Image Classification with Bag of Visual Words
This project utilizes the Bag of Visual Words approach to classify images. In addition to the basic approach, I added in an implementation of spatial pyramid matching to attempt to get a sense of spatial representation of the image features.
In addition to the files with all the code for the project, I walk you throgh an example of using Bag of Visual Words to classify insects from the ImageNet dataset. (Coming Soon!)
- Scikit Learn (MiniBatchKMeans, SVC, Random Forest)
A Bag of Visual Words Primer
So what exactly is this mystical Bag I speak of? Essentially, it is a collection of similar features found in the images of your dataset. The true mystique, however, is not in the Bag itself; rather, the mystique is in the creation of this Bag and its contents.
And that is precisely what I will describe next!
Step 1: Create a Set of Descriptor Vectors for Each Image
This step involves using alogorithms such as SIFT and/or MSER to locate the main features of the image, known as keypoints. This will amount to finding areas like corners and blobs that are most fundamental to distinguishing one object from another. For this, we can utilize OpenCV's built-in implementations of such algorithms, with a few minor tweaks.
OpenCV also enables us to create descriptor vectors for each of these keypoints. These 128x1 vectors "describe" the keypoint by giving intensity characterization in the form of an 8-bin histogram for each square in a 4x4 grid around the keypoint.
For each image, we may end up with dozens, or even hundreds, of these 128x1 vectors, which we will utilize in Step 2.
Step 2: Create the Feature Space for All Images
In this step, we throw all of our descriptor vectors for EACH image into a "bag" and perform KMeans (I used scikit-learn's MiniBatchKMeans) clustering to pull out k groups of related features. The resulting clusters will be our set of features, which we will use in step 3.
To help gain intuitive understanding, you can imagine that one cluster might represent a cat's ear or the tip of a dog's tail.
Step 3: Build a Histogram of Features for Each Image
For this step, we will return to each individual image and match every descriptor vector in a given image to the feature cluster with the greatest similarity. This will give us a k-bin histogram for each image, representing the number of each feature contained in the image.
This feature vector will then be fed into our classifier in the fourth and final step.
Step 4: Fit a Classifier
We now have a feature vector for each image and are ready to fit a classifier. My best results came from a Support Vector Classifier, using a radial kernel, however further experimentation may lead to some improvements. With the classifier in place, we can finally predict the class of an image.

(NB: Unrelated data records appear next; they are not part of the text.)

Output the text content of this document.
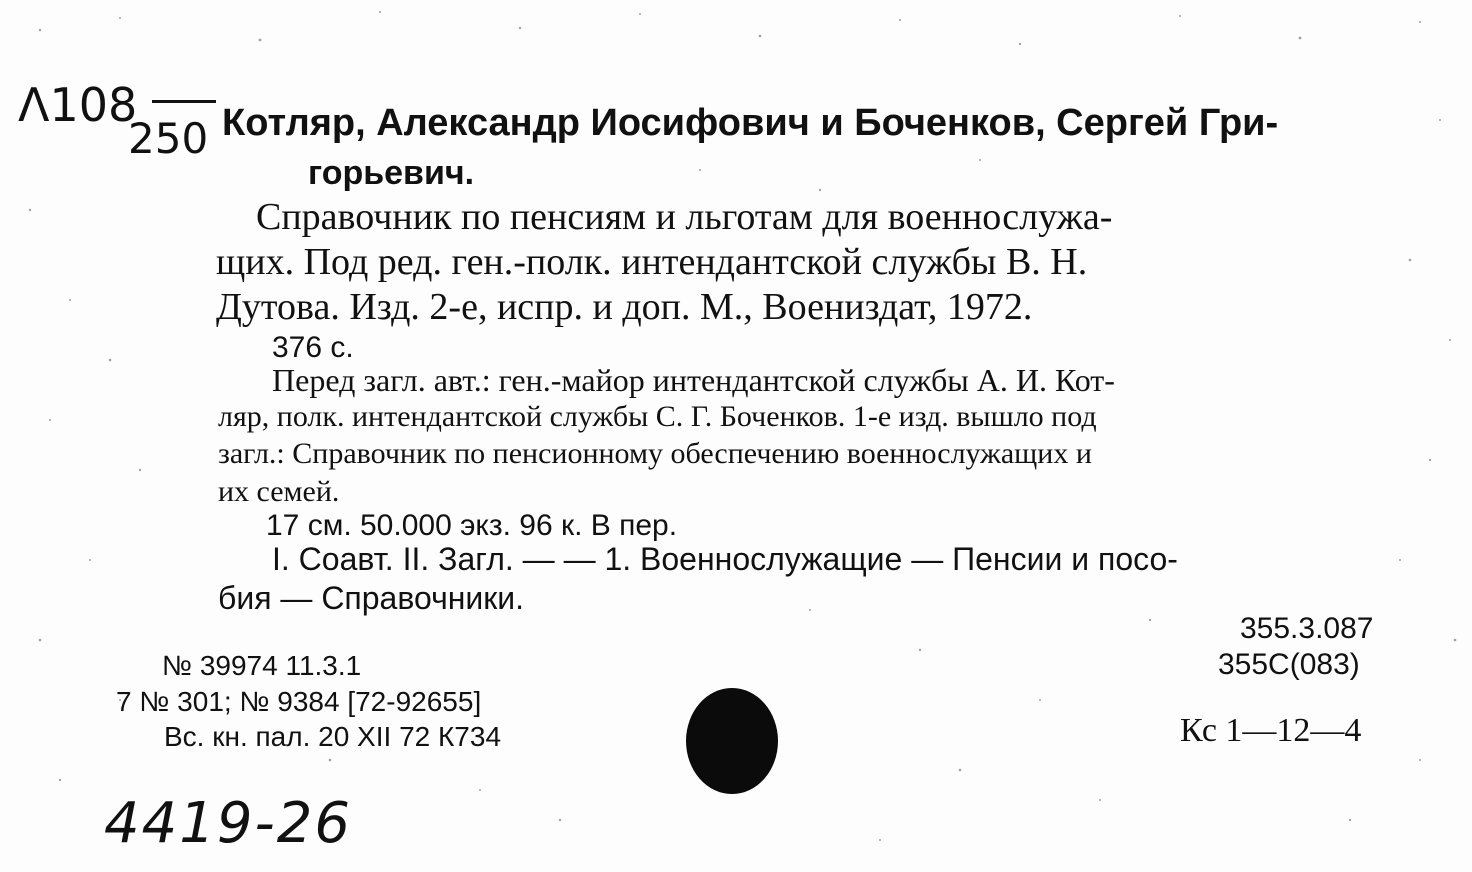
Λ108
250 Котляр, Александр Иосифович и Боченков, Сергей Гри-
горьевич.
Справочник по пенсиям и льготам для военнослужа-
щих. Под ред. ген.-полк. интендантской службы В. Н.
Дутова. Изд. 2-е, испр. и доп. М., Воениздат, 1972.
376 с.
Перед загл. авт.: ген.-майор интендантской службы А. И. Кот-
ляр, полк. интендантской службы С. Г. Боченков. 1-е изд. вышло под
загл.: Справочник по пенсионному обеспечению военнослужащих и
их семей.
17 см. 50.000 экз. 96 к. В пер.
I. Соавт. II. Загл. — — 1. Военнослужащие — Пенсии и посо-
бия — Справочники.
355.3.087
355С(083)
№ 39974 11.3.1
7 № 301; № 9384 [72-92655]
Вс. кн. пал. 20 XII 72 К734	Кс 1—12—4
4419-26
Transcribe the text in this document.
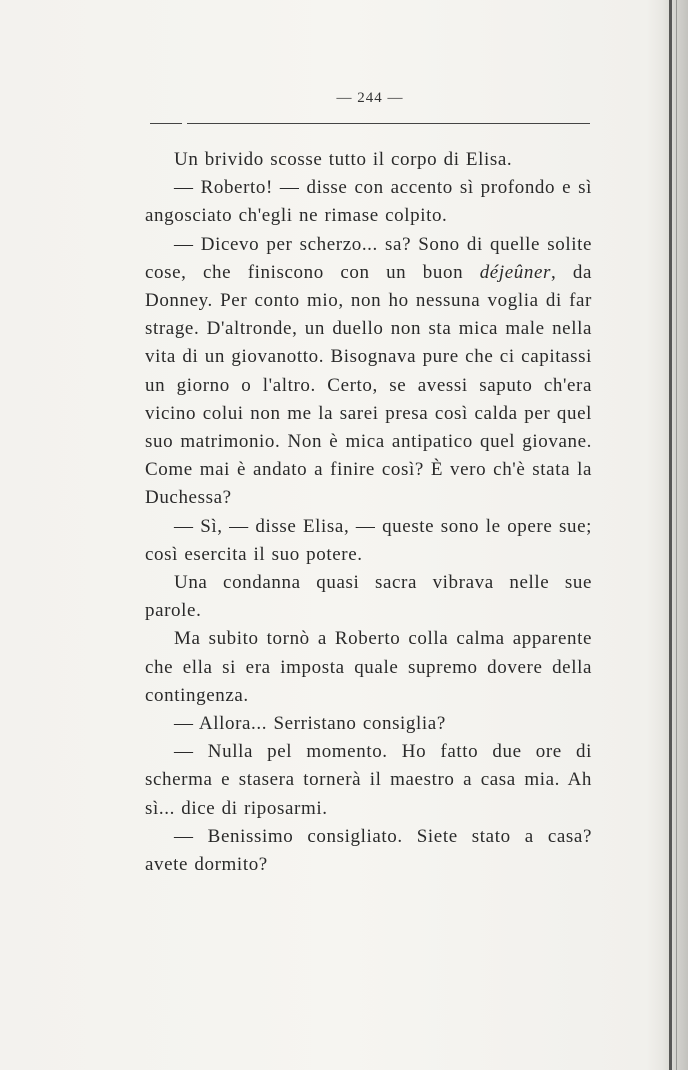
— 244 —

Un brivido scosse tutto il corpo di Elisa.

— Roberto! — disse con accento sì profondo e sì angosciato ch'egli ne rimase colpito.

— Dicevo per scherzo... sa? Sono di quelle solite cose, che finiscono con un buon déjeûner, da Donney. Per conto mio, non ho nessuna voglia di far strage. D'altronde, un duello non sta mica male nella vita di un giovanotto. Bisognava pure che ci capitassi un giorno o l'altro. Certo, se avessi saputo ch'era vicino colui non me la sarei presa così calda per quel suo matrimonio. Non è mica antipatico quel giovane. Come mai è andato a finire così? È vero ch'è stata la Duchessa?

— Sì, — disse Elisa, — queste sono le opere sue; così esercita il suo potere.

Una condanna quasi sacra vibrava nelle sue parole.

Ma subito tornò a Roberto colla calma apparente che ella si era imposta quale supremo dovere della contingenza.

— Allora... Serristano consiglia?

— Nulla pel momento. Ho fatto due ore di scherma e stasera tornerà il maestro a casa mia. Ah sì... dice di riposarmi.

— Benissimo consigliato. Siete stato a casa? avete dormito?
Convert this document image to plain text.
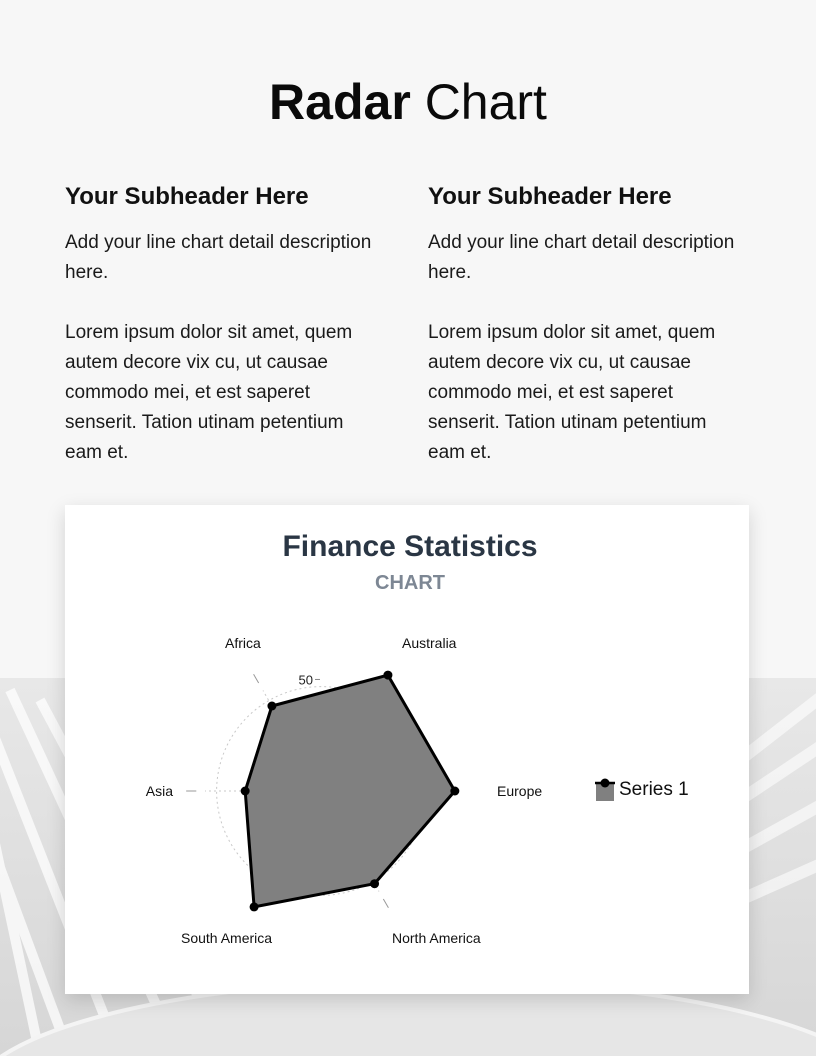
Radar Chart
Your Subheader Here

Add your line chart detail description here.

Lorem ipsum dolor sit amet, quem autem decore vix cu, ut causae commodo mei, et est saperet senserit. Tation utinam petentium eam et.

Your Subheader Here

Add your line chart detail description here.

Lorem ipsum dolor sit amet, quem autem decore vix cu, ut causae commodo mei, et est saperet senserit. Tation utinam petentium eam et.

Finance Statistics
CHART
50
Australia
Europe
North America
South America
Asia
Africa
Series 1
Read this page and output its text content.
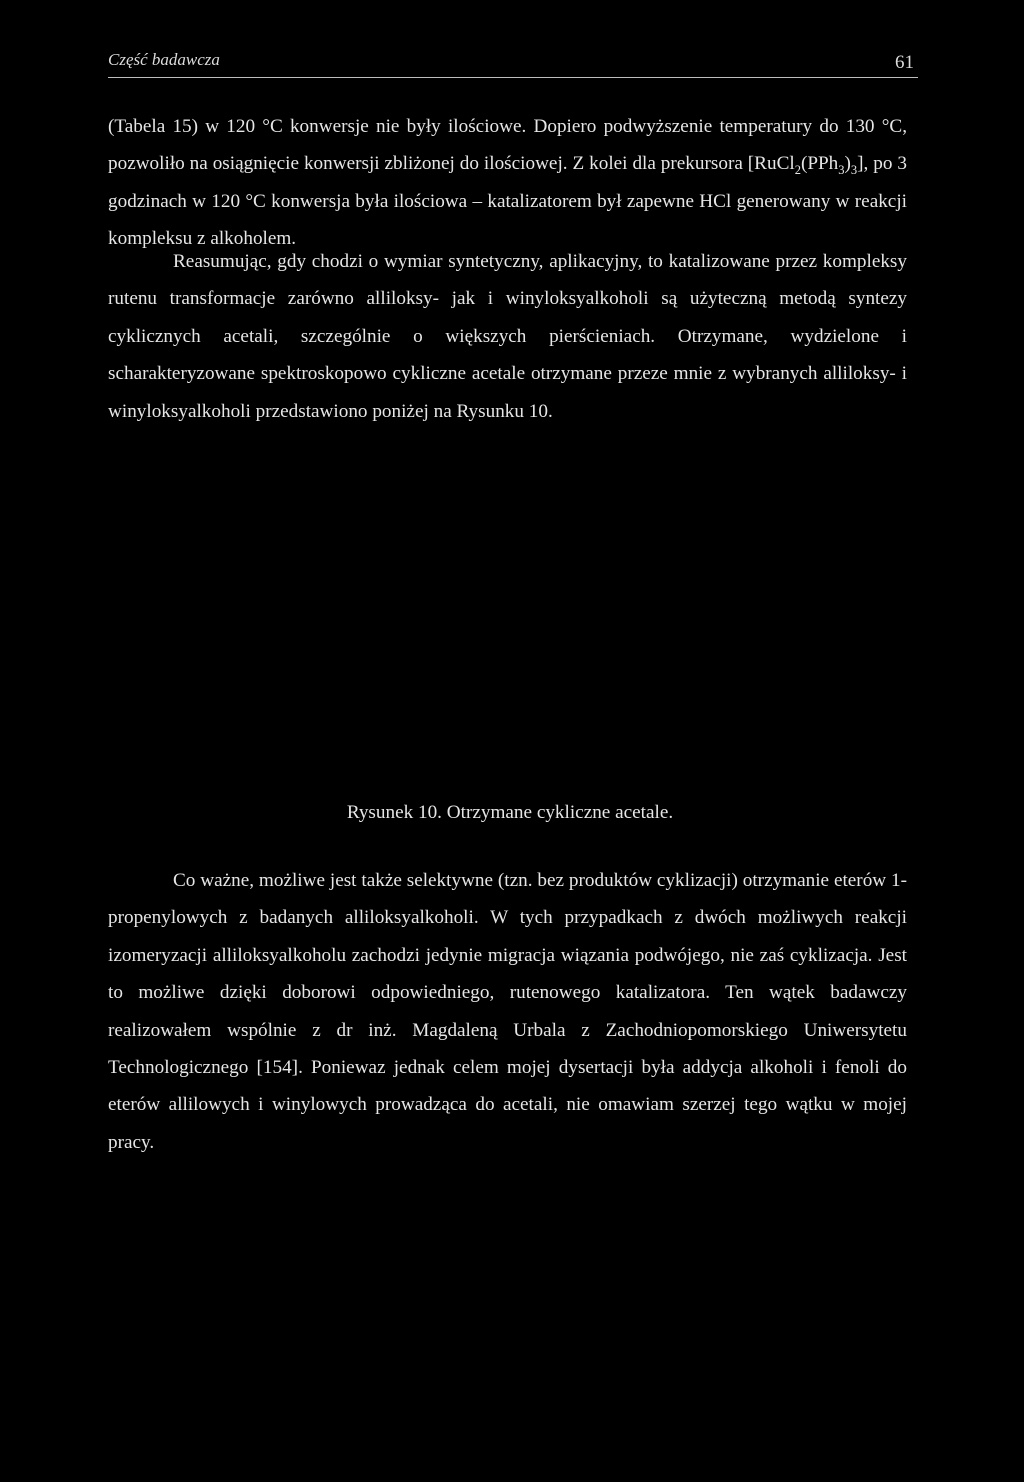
Część badawcza	61

(Tabela 15) w 120 °C konwersje nie były ilościowe. Dopiero podwyższenie temperatury do 130 °C, pozwoliło na osiągnięcie konwersji zbliżonej do ilościowej. Z kolei dla prekursora $[RuCl_2(PPh_3)_3]$, po 3 godzinach w 120 °C konwersja była ilościowa – katalizatorem był zapewne HCl generowany w reakcji kompleksu z alkoholem.

Reasumując, gdy chodzi o wymiar syntetyczny, aplikacyjny, to katalizowane przez kompleksy rutenu transformacje zarówno alliloksy- jak i winyloksyalkoholi są użyteczną metodą syntezy cyklicznych acetali, szczególnie o większych pierścieniach. Otrzymane, wydzielone i scharakteryzowane spektroskopowo cykliczne acetale otrzymane przeze mnie z wybranych alliloksy- i winyloksyalkoholi przedstawiono poniżej na Rysunku 10.

Rysunek 10. Otrzymane cykliczne acetale.

Co ważne, możliwe jest także selektywne (tzn. bez produktów cyklizacji) otrzymanie eterów 1-propenylowych z badanych alliloksyalkoholi. W tych przypadkach z dwóch możliwych reakcji izomeryzacji alliloksyalkoholu zachodzi jedynie migracja wiązania podwójego, nie zaś cyklizacja. Jest to możliwe dzięki doborowi odpowiedniego, rutenowego katalizatora. Ten wątek badawczy realizowałem wspólnie z dr inż. Magdaleną Urbala z Zachodniopomorskiego Uniwersytetu Technologicznego [154]. Poniewaz jednak celem mojej dysertacji była addycja alkoholi i fenoli do eterów allilowych i winylowych prowadząca do acetali, nie omawiam szerzej tego wątku w mojej pracy.
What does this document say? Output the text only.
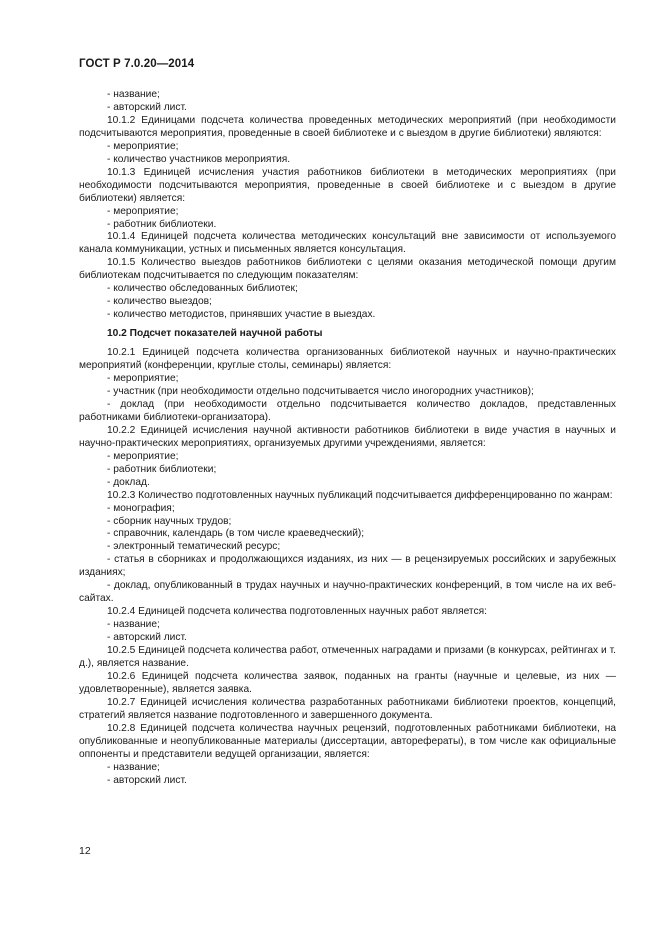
ГОСТ Р 7.0.20—2014

- название;

- авторский лист.

10.1.2 Единицами подсчета количества проведенных методических мероприятий (при необходимости подсчитываются мероприятия, проведенные в своей библиотеке и с выездом в другие библиотеки) являются:

- мероприятие;

- количество участников мероприятия.

10.1.3 Единицей исчисления участия работников библиотеки в методических мероприятиях (при необходимости подсчитываются мероприятия, проведенные в своей библиотеке и с выездом в другие библиотеки) является:

- мероприятие;

- работник библиотеки.

10.1.4 Единицей подсчета количества методических консультаций вне зависимости от используемого канала коммуникации, устных и письменных является консультация.

10.1.5 Количество выездов работников библиотеки с целями оказания методической помощи другим библиотекам подсчитывается по следующим показателям:

- количество обследованных библиотек;

- количество выездов;

- количество методистов, принявших участие в выездах.

10.2 Подсчет показателей научной работы

10.2.1 Единицей подсчета количества организованных библиотекой научных и научно-практических мероприятий (конференции, круглые столы, семинары) является:

- мероприятие;

- участник (при необходимости отдельно подсчитывается число иногородних участников);

- доклад (при необходимости отдельно подсчитывается количество докладов, представленных работниками библиотеки-организатора).

10.2.2 Единицей исчисления научной активности работников библиотеки в виде участия в научных и научно-практических мероприятиях, организуемых другими учреждениями, является:

- мероприятие;

- работник библиотеки;

- доклад.

10.2.3 Количество подготовленных научных публикаций подсчитывается дифференцированно по жанрам:

- монография;

- сборник научных трудов;

- справочник, календарь (в том числе краеведческий);

- электронный тематический ресурс;

- статья в сборниках и продолжающихся изданиях, из них — в рецензируемых российских и зарубежных изданиях;

- доклад, опубликованный в трудах научных и научно-практических конференций, в том числе на их веб-сайтах.

10.2.4 Единицей подсчета количества подготовленных научных работ является:

- название;

- авторский лист.

10.2.5 Единицей подсчета количества работ, отмеченных наградами и призами (в конкурсах, рейтингах и т. д.), является название.

10.2.6 Единицей подсчета количества заявок, поданных на гранты (научные и целевые, из них — удовлетворенные), является заявка.

10.2.7 Единицей исчисления количества разработанных работниками библиотеки проектов, концепций, стратегий является название подготовленного и завершенного документа.

10.2.8 Единицей подсчета количества научных рецензий, подготовленных работниками библиотеки, на опубликованные и неопубликованные материалы (диссертации, авторефераты), в том числе как официальные оппоненты и представители ведущей организации, является:

- название;

- авторский лист.

12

Admittedly, Bag of Visual Words is no longer the best practice in image classification. The ImageNet competition has fostered incredibly rapid growth in the field, leading to many improvements in the basic approach outlined above. Starting with AlexNet in 2012, deep convolutional networks have dominated the world of image classification.
That said, a lot can be learned about computer vision by undertaking this type of project without the use of deep ConvNets. One can really gain an appreciation for the kinds of features kernels may detect, as well as an deeper understanding of some of the challenges in building learning algorithms to aid a computer in making sense of the visual world.